The distinguishing factor here, of course, lies in the fact that the increases in value of the nonmarital property, the stock in Layman’s is attributable in part to the time, effort and skill of Joe Layman over an extended period of time. Those endeavors belonging to the marital estate [Day v. Day, 281 Ark. 261, 663 S.W.2d 719 (1984)], it follows that Mrs. Layman is entitled to share in the fruits of such efforts. There is sound authority for this view. In Jensen v. Jensen, 629 S.W.2d 222 (C.A. Tex. 1982), it was held that the enhanced value of stock owned by the husband in a closely held corporation was marital property, even though acquired prior to the marriage, where the increased value was due primarily to the time, toil and effort of the husband. In re Marriage of Wildin, 39 Colo. App. 189, 563 P.2d 384 (1977), the appellate court reversed the trial court’s finding that a stock portfolio belonging to the wife was not enhanced by the time and talent of the husband so as to render the increase in value marital property. To the same effect see Cockrill v. Cockrill, 601 P.2d 1334 (C.A. Tex. 1938).
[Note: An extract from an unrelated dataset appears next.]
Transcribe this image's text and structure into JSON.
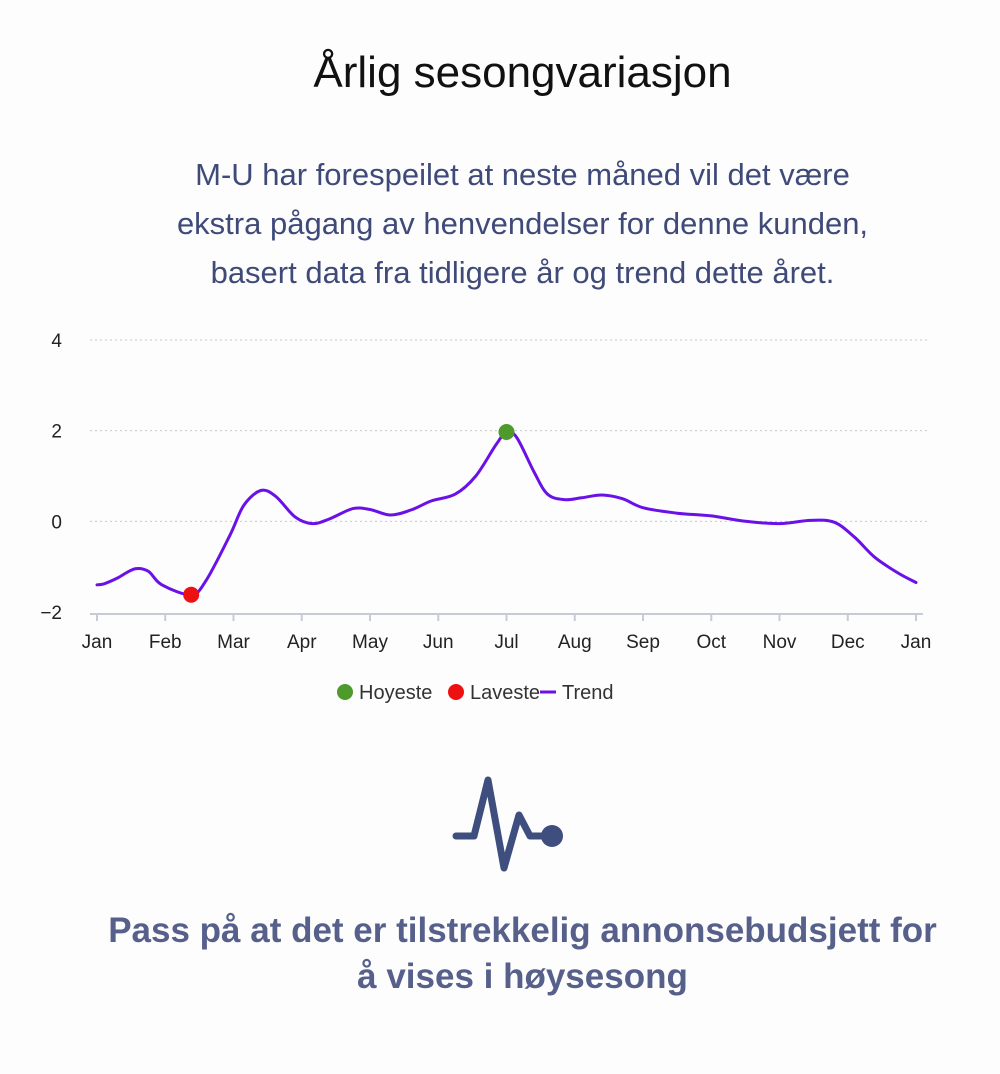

In re Marriage of Fleet, 701 P.2d 1245 (C.A. Col. 1985). In the second Potter case [Potter v. Potter, 288 Ark. 133, 703 S.W.2d 442 (1986)], without deciding the question, we noted that an increase in the value of nonmarital property was a matter of statutory interpretation which might vary with the fact situation. And see The Arkansas Marital Property Statute and The Arkansas Appellate Courts: Tiptoeing Together Through the Tulips, Vol. 7, UALR L. J. No. 1, at p. 36. We conclude that when one spouse makes significant contributions of time, effort and skill which are directly attributable to the increase in value of nonmarital property, as in this case, the presumption arises that such increase belongs to the marital estate.
On remand the chancellor should determine the present fair market value of the stock in Layman’s, Incorporated, reduced by the fair market value of the stock at the time of acquisition. The difference should be treated as marital property. That does not, of course, mandate that such amount be divided equally, but it is not to be deemed the separate estate of Mr. Layman for purposes of an equitable division of assets.
III
The chancellor allowed alimony in the amount of $ 1,07 5 per month to terminate at the end of five years, no doubt to promote rehabilitation. Mrs. Layman is aged 50, with neither training nor education, and she urges on appeal the award is inadequate in light of the relative earning potential of the parties. However, our decision with respect to the increase in Layman’s stock improves the division of property to some extent and we are not persuaded the chancellor’s discretion in the allowance of alimony has been abused. Mickle v. Mickle, 252 Ark. 468, 479 S.W.2d 563 (1972). We leave the award undisturbed.
Affirmed in part, reversed in part and remanded.
Purtle, J., dissents.Ark. Stat. Ann. § 34-1214 (Supp. 1985).